Guide-tree bias of whole genome alignment can mislead phylogenomic analyses
Guide-tree bias of whole genome alignment can mislead phylogenomic analyses
Tao, Q.; Grünewald, S.
AbstractWhole-genome alignment (WGA) is widely used for genome-scale phylogenetic inference, and most scalable WGA pipelines rely on progressive alignment guided by a pre-specified tree. Among progressive whole-genome aligners, Progressive Cactus is a successful state-of-the-art method. However, analyses of real and simulated avian data indicate that guide-tree choice can influence downstream tree inference; star guide trees do not remove this effect and can exacerbate long-branch attraction artefacts.
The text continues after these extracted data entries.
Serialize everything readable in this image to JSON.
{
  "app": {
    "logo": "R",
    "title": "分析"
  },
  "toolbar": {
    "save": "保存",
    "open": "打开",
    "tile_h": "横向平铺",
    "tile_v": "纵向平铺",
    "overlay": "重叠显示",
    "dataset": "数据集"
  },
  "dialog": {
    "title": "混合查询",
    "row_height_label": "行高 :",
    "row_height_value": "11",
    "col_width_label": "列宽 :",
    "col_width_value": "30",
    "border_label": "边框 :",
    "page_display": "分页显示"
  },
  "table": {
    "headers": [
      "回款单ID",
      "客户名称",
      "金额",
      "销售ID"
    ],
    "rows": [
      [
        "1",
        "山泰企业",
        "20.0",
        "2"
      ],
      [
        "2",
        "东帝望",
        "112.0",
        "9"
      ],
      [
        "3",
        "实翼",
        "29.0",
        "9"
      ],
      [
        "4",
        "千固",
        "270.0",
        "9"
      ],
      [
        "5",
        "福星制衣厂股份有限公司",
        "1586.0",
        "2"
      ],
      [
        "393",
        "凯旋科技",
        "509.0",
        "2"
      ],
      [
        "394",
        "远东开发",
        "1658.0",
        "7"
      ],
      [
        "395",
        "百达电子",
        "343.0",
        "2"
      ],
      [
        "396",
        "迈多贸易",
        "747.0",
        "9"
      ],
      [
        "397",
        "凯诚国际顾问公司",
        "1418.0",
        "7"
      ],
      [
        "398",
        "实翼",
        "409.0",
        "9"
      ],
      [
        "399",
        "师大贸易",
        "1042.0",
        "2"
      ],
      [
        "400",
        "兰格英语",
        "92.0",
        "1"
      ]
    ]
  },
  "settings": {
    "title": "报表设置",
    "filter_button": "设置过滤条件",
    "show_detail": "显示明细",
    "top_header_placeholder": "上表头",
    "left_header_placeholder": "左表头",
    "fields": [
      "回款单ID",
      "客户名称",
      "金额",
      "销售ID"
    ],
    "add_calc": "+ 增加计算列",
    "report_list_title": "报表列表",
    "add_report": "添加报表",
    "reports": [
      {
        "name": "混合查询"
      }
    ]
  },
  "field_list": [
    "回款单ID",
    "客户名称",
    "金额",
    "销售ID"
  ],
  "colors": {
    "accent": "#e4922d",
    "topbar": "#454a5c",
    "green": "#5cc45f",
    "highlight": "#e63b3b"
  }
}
We have developed a consensus strategy based on the Progressive Cactus framework by generating a small set of alternative guide-tree alignments and retaining only homology relationships consistently recovered across all alignments. In simulation experiments, consensus alignments improve precision, bring inferred site-pattern frequency distributions closer to those of the true alignments, and recover more true splits than single guide-tree alignments. In a real landbird (Telluraves) dataset, we observe a strong bias towards single binary guide trees and long-branch attraction for less resolved trees. While the reconstructed tree still depends on the phylogenetic method and taxa sampling, our consensus alignment has no clear bias. We implemented a hierarchical consensus workflow that only locally resolves uncertainty in the guide tree. Therefore, the computational cost increases only moderately, for example by an estimated 68 percent for a recently published large-scale alignment of more than 300 modern birds (Neoaves) taxa.